Nunes (2010a), em Lexicologia e Lexicografia estabelece uma relação entre a lexicologia, a lexicografia e a Análise de Discurso, mostrando o dicionário enquanto objeto que funciona na sociedade e na história. De acordo com o autor, “a

articulação entre o léxico e a história, materializada na relação língua-discurso, faz com que se tenha vista a dinâmica do léxico, seus movimentos e deslocamentos” (NUNES, 2010a, p. 158).

Além disso, Nunes (2010a, p. 149) faz uma diferença entre essas áreas, explicando que a lexicografia “desenvolve métodos e técnicas para produzir dicionários”, enquanto que lexicologia “identifica e descreve as unidades lexicais”. De acordo com o autor, é a lexicografia que estabelece os métodos de confecção de um dicionário em suas diversas formas (monolíngues, bilíngues, gerais, escolares etc.).

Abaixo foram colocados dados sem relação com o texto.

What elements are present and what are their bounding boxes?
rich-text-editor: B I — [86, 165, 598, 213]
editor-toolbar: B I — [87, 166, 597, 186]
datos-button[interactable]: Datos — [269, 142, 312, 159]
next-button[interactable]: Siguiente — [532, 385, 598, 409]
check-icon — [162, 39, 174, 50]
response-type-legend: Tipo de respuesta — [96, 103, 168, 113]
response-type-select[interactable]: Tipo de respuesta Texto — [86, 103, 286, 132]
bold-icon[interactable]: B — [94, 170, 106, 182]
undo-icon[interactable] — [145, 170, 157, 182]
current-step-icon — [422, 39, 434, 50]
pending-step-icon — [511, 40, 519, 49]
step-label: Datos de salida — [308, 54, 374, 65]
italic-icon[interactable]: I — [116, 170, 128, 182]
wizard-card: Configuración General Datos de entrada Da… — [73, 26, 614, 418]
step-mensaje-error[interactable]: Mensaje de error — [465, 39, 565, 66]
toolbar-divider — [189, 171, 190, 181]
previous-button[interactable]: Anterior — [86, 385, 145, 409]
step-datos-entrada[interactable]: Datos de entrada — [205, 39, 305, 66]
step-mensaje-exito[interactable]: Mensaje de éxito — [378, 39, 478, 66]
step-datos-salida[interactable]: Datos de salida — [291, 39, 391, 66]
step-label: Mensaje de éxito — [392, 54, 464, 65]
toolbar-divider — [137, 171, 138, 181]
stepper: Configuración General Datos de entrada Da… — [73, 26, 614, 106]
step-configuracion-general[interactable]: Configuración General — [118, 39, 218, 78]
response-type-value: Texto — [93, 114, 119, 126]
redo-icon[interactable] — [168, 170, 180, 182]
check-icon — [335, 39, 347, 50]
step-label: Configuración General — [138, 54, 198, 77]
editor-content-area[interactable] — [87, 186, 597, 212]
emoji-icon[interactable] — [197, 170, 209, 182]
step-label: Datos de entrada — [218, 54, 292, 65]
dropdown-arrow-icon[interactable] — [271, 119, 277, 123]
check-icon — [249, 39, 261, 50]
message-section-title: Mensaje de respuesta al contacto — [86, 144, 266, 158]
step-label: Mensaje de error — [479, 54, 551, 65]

Para mostrar esse deslocamento, Nunes (2010a) exemplifica: a palavra “mutirão” deixou de ser utilizada no campo e passou a ser usada no espaço urbano, principalmente, nas periferias. “O termo mutirão era utilizado para significar um trabalho coletivo, uma ajuda comunitária” (NUNES, 2010a, p. 159) e, após algumas transformações sociais, como subdivisões de terras, a diversificação de plantações, novas relações econômicas e trabalhistas e a urbanização, acrescenta-se, o êxodo rural, a palavra mutirão passa a significar em um lugar outro, como por exemplo, “a associação dos moradores do bairro promoveu um mutirão”.

De fato, o Dicionário da Educação do Campo, tomado como um “objeto” (NUNES, 2006), como um discurso, permite compreendermos como são produzidos efeitos, como a história funciona, como a memória se constrói e se atualiza, como os sentidos produzem-se e deslocam-se, inscrevendo-se em um lugar que lhe é próprio: o da sua especialidade. Para além disso, interessa-nos também estabelecer relações da Análise de Discurso articuladas com a História das Ideias Linguísticas, que compreende o dicionário como um “instrumento linguístico” (AUROUX, [1992] 2014).